Seguindo as Diretrizes Nacionais para Formação de Professores (resolução 2/2015 do CNE), a normativa reitera a necessidade de os cursos terem 3.200 horas como carga horária mínima, contando neste total 400 horas de estágio e 400 horas de Práticas como Componente Curricular (PCCs). Contudo, entre os principais problemas está a forma como a deliberação normatiza o restante das horas de curso. Para o caso das pedagogias, das 2.000 horas destinadas aos diferentes conhecimentos necessários a educadores, 600 horas deverão ser destinadas “à revisão e enriquecimento de conteúdos curriculares do ensino fundamental e médio”, sendo que estes devem ter como referência a Base Nacional Comum Curricular (BNCC).

No caso das licenciaturas, o total de horas para este fim é reduzido a 200. Contudo, outro proble­ma emerge. Das 2.000 horas de formação de conhecimentos específicos, 1.040 são destinadas à formação na área de atuação do docente e 960 à formação didático-pedagógica.

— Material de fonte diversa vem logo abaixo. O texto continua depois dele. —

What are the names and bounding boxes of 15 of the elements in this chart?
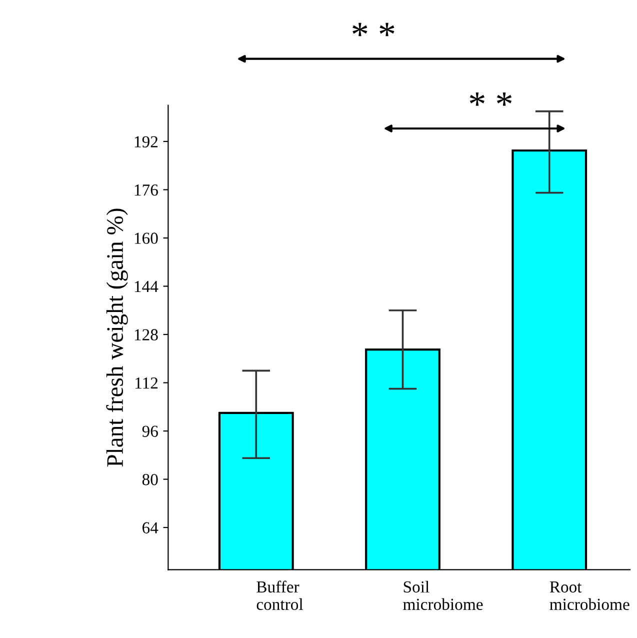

Uma carga horária organizada com este perfil impede que futuros docentes tenham uma formação intelectual com bases sólidas, necessária a docentes de perfil crítico.

BNCC em debate

Cláudia Galian, professora da Faculdade de Educação da USP (FE) e membro da Comissão Coordenadora dos Cursos (CoC) de licenciatura, considera justificada a reação negativa no magistério. “Primeiramente porque a BNCC ainda não foi aprovada, está sofrendo debates nas audiências públicas, que por sinal estão sendo muito mal divulgadas”, disse em uma discussão sobre a reforma, organizada por estudantes da FFLCH.

“Essencialmente, as mudanças dizem respeito ao curso de pedagogia, no acréscimo de 600 horas de aprofundamento do conteúdo do ensino com ligação direta à BNCC. Nas demais licenciaturas, esse acréscimo é de 200 horas. Essas 600 horas e 200 horas não poderão estar vinculadas às discipli­nas de metodologia”, explicou a professora. “Essa reforma recupera uma cisão entre teoria e prática na licenciatura que historicamente a gente luta para não ocorrer. Não é o momento de retornar à ideia de que você forma para os conteúdos de um lado e para a prática pedagógica de outro”.

Na avaliação da professora Lisete Arelaro, ex-diretora da FE, a reforma esvaziará a formação científica dos estudantes de licenciatura. “Serão duas formações, a menor, desqualificante e desqualificada, chamada formação do professor. Um historiador, por exemplo, terá que fazer outro curso. Passará a ser incompatível o conteúdo dos dois cursos. Para eles [CEE], quanto mais desqualificado o professor, melhor”.

Pressão

A situação é agravada pela submissão do reitor M. A. Zago aos interesses do governo estadual, observou Lisete Arelaro. “Para qualquer reitor ou diretor de unidade, uma deliberação dessas seria motivo não só de revolta, mas de ingressar com um mandado de segurança, no mínimo. O que eles [CEE] estão falando é: a universidade não tem mais autonomia, quem manda em vocês somos nós, inclusive para dizer o que deve ser ensinado”, protestou.

No dia 29/5/17, o CEE convocou representantes das três universidades estaduais para uma reunião, cujos relatos apontam como tendo sido “difícil” e “desrespeitosa”. A deliberação sobre as licenciaturas foi apresentada ainda sem número e só seria publicada no Diário Oficial do Estado no dia 7/6.

“Na semana passada, recebemos um ofício da PRG para que os institutos façam as adequações [curriculares] de acordo com as exigên­cias da deliberação, para serem enviadas até novembro deste ano. Eles colocam que podemos indicar o que vai ser mudado só em 2018 e em 2019, porque ‘talvez não tenha dado tempo’. Mas é porque esse documento [BNCC] não existe oficialmente”, explica Cláudia Galian. “A pressão é no sentido de que se você não faz a modificação, o curso não recebe reconhecimento [do CEE], o que compromete a impressão dos diplomas”.